Âlimlerimiz, İslam’ın kaynağının 4 olduğunu söylemişlerdir. Bunlar, Kur'an Kerim, Peygamberin sünneti, kıyas-ı fukaha ve icmayı Ümmettir.
Kur’an, Allahlımızın Peygamberi Hz. Muhammed (sav) aracılığı ile yeryüzüne indirdiği tek hakikat kaynağıdır. Allah (c.c) kitabında yapacağımız şeyleri ve yapmayacağımız şeyleri açıkça belirtmiştir.
Sünnet ve Hadis-i Şerifler, Kur’anı en iyi bilen Allah Resulünün uygulamalarıdır.
Kur’an da namaz kılın emri vardır ama ne kadar ve nasıl kılacağımızı Peygamberimiz den öğreniyoruz.
Kıyas-ı fukuha, karşılaşılan bir olay, Kur’an da ve Hadiste yoksa âlimlerimizin "Bu olay şuna benziyor. O halde bu hükümden faydalanalım" demesidir.
İcma-i Ümmet, Müslümanların çoğunluğunun bir konu hakkında fikir birliği etmesidir.
Bunların Kur'an a ters düşmemesi de şarttır.
Hazret-i Ebu Bekir’in kaydettiği bilinen 500 Hadis-i Şerif vardır.

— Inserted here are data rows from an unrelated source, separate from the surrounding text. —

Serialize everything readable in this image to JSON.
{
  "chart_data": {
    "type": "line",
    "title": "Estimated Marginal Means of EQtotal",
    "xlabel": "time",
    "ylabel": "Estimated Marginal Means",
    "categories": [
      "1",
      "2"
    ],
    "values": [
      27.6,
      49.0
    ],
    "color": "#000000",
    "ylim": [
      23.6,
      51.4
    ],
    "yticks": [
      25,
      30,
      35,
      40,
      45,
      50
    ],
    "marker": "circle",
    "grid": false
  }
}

Ancak daha sonra binlerce hadis karşımıza çıkıyor. Özellikle İsrailli ajanlar birçok hadis rivayet etmişlerdir.
İSRAİL İSLAM ÜNİVERSİTESİ
İsrail, Telaviv de 60 senedir eğitim veren bir üniversite var. Adı, İslam üniversitesi.
Bu üniversitede Kur’an, tefsir. Hadis, fıkıh, kelam, İslam tarihi ve ülkelerin örf ve adetleri gibi dersler okutulur.
Yahudiler, küçükten aldıkları Yahudi çocuklarını, Hoca kılığında yetişirler ve içimize salarlar.
Karşımıza sırtında cübbesi, başında sarığı, elinde üç 33'lük tesbihi olan bir adam çıkarsa, "Bu gerçek İslam alimi mi yoksa ajan mı?" bunu nasıl anlayacağız.
Bu adama bakarız. Eğer kendisi cihat ediyor, çevresindekilere de cihat tavsiye ediyorsa o bizim âlimimizdir. Yok, sadece abdest, namaz, namaz, oruç, hac ve umre diyorsa o adamdan uzak durmalıyız.
Elbette namaz, oruç, hac İslam’ın önemli ibadetleridir. Ancak cihat, bu İslam sarayının zirvesi dir.
Cihat, bir Müslümanın gerçek mi yoksa sahte mi olduğunun en önemli bir göstergesidir, adeta asitle bazı birbirinden ayıran turnusol kâğıdıdır.
Adam bizden fazla İSLAMI biliyor ve anlatıyor. Ama cihat etmiyor ve hatta yanındakileri cihat etmekten alıkoyuyorsa iyi bilinmelidir ki bu adamın ajan olma ihtimali çok yüksektir.
Çünkü bunlar, Müslümanlara cihat edin derlerse ucu kendi guruplarına dayanacaktır.
Bizim vaizlerimiz de hükümete ters düşmekten korktukları için cihat edin dememektedirler. Bu vaiz efendiler, hükümetten korktukları kadar Allahtan korksalardı, Allah’ın cihat emrini gizlemezlerdi.
KUR'AN VE SÜNNET
Kur’an-ı Kerim, Saff suresi 10 ve 11. Ayetlerde "Ey iman edenler, sizi elim (dünya ve ahirette) azaptan kurtaracak bir ticareti göstereyim mi? Allah ve Resulüne iman edersiniz. Mallarınız ve canlarınızla da cihad edersiniz. Eğer bilirseniz bu sizin için çok hayırlıdır" buyurmaktadır.
Hiçbir Müslüman ben cihat etmem diyemez. Çünkü cihad etmeyen Müslümanı, dünya ve ahirette çok acıklı bir ceza beklemektedir.
Hâlbuki bu dinin Peygamberi, Medine döneminde bizzat cihat ve gaza ederek bizlere örnek olmuştur.
Peygamberimiz: “Benden sonra size iki emanet bırakıyorum. Bunlara uyarsanız yolunuzu şaşırmazsınız. Bunlar, Kur’a-ı Kerim ve benim sünnetimdir." buyurmuştur.